Updated: Jun 2, 2022

This year there are (at least) five productions of Romeo and Juliet at the fringe. When a show is trying to trying to add a little more Fringe pizazz to a familiar show or property, they usually turn it into either a musical or a one-man show. Enter Rob McGlade. Armed with only a guitar, he chose to try and condense the usual “two hours traffic” of Shakespeare’s classic into 50 minutes.
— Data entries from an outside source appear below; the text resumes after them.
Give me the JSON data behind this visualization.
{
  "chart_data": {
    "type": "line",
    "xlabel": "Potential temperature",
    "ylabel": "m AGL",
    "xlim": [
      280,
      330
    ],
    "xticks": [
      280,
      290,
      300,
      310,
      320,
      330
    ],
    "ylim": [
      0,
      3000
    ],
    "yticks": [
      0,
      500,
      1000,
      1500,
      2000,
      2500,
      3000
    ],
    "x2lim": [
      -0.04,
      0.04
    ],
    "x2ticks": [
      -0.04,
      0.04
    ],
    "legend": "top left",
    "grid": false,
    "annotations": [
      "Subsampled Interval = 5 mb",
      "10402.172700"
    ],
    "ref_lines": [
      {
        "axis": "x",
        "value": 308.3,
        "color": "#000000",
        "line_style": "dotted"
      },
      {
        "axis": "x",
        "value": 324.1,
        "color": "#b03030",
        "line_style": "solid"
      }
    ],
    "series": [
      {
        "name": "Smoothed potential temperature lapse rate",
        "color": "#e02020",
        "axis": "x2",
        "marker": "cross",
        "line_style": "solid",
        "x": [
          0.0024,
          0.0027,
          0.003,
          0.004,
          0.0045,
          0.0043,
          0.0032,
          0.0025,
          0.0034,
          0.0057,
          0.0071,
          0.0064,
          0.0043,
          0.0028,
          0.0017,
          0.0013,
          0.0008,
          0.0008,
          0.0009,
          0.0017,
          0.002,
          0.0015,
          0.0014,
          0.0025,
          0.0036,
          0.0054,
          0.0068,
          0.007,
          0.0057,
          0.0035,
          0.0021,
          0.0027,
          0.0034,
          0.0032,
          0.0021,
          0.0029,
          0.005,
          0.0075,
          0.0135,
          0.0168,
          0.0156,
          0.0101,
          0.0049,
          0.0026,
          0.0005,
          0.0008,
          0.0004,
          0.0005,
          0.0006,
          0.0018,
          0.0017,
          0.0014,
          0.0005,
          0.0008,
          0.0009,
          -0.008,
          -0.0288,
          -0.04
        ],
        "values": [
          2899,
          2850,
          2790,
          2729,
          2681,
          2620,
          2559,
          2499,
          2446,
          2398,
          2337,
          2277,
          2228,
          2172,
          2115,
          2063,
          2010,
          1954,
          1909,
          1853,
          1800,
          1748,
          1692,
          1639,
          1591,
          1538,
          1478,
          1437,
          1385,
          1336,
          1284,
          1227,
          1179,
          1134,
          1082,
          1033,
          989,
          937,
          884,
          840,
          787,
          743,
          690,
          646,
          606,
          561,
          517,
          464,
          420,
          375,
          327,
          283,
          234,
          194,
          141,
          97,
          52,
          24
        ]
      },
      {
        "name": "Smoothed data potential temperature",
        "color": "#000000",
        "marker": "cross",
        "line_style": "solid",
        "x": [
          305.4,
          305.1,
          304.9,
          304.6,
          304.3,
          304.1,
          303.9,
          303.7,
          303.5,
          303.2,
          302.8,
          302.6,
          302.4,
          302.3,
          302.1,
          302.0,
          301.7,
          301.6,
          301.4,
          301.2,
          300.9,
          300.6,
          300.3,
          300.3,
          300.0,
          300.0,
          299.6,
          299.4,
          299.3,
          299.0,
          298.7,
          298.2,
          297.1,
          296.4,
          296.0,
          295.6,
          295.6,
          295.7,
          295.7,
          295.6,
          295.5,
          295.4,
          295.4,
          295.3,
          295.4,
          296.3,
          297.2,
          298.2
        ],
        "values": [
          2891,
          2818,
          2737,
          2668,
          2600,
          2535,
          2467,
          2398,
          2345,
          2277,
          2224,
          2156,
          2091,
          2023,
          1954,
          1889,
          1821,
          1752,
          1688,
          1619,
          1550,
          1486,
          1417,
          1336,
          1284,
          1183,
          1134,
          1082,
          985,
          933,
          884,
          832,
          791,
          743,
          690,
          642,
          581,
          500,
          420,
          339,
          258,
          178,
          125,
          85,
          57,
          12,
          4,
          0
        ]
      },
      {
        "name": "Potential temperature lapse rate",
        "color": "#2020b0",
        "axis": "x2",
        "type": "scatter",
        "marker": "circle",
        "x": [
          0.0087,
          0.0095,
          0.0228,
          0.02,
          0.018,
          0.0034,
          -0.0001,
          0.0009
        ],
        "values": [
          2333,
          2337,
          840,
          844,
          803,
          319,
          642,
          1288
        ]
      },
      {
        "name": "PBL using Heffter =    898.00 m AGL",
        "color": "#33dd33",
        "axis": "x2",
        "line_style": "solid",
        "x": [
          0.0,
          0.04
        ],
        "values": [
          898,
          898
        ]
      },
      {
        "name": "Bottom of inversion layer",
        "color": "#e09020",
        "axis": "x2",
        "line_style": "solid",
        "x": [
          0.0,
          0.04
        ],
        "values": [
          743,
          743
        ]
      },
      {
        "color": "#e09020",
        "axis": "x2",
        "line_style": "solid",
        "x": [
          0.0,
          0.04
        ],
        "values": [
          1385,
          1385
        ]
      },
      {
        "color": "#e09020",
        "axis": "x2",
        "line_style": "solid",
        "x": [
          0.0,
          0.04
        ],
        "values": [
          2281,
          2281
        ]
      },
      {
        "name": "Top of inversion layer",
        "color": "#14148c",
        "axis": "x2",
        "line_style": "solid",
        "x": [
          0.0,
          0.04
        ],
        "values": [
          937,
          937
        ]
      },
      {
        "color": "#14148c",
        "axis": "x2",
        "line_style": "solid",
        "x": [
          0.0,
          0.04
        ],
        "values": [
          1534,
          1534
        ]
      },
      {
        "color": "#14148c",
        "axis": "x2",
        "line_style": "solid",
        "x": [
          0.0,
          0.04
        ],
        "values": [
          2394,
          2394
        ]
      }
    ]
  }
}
The first thing to say is that this is not a musical. By no stretch of the imagination or by the most generous of definitions is this a musical. It is best described as a concert. McGlade’s performance consists of him standing on the stage and singing lines taken straight from the play. No pauses, no dialogue, no dancing. Just singing and guitar playing. Now, one may call this a cabaret performance if the lyrics had been discernable, and if McGlade had performed the lyrics more. It may seem like nitpicking, but subtle differences like that are what give musicals and cabarets their sense of theatricality. Without them, it amounts to little more than a pub performance, whatever the lyrics are.

Even calling it Romeo and Juliet is perhaps a push. As far as I’m concerned the mark of a good adaptation of a classic is that it can connect with a newcomer and still hold interest for someone who has seen it many times before. Someone who had not seen or read the play before would be utterly lost as to what was happening or its significance. Even I, who has seen the play roughly three and a half times and studied it in university, struggled to keep up.

To top it off, McGlade gives the distinct impression that he would sooner stand on burning coals than on the stage. The songs themselves aren’t necessarily bad, they have a Mumford and Sons quality to them with a touch of Radiohead at the edgier parts of the play like the “A Plague on Both Your Houses” scene. But this is not the right place for them. The longer it takes for the audience to get to the dramatic deaths of the star-crossed lovers, the more apparent it is that this adaptation is dead on arrival. One star.

Whispers from the crowd:

“It wasn’t what I was expecting.”

“My mother taught me that if I didn’t have anything nice to say that I shouldn’t say anything at all. He was a very good guitarist.”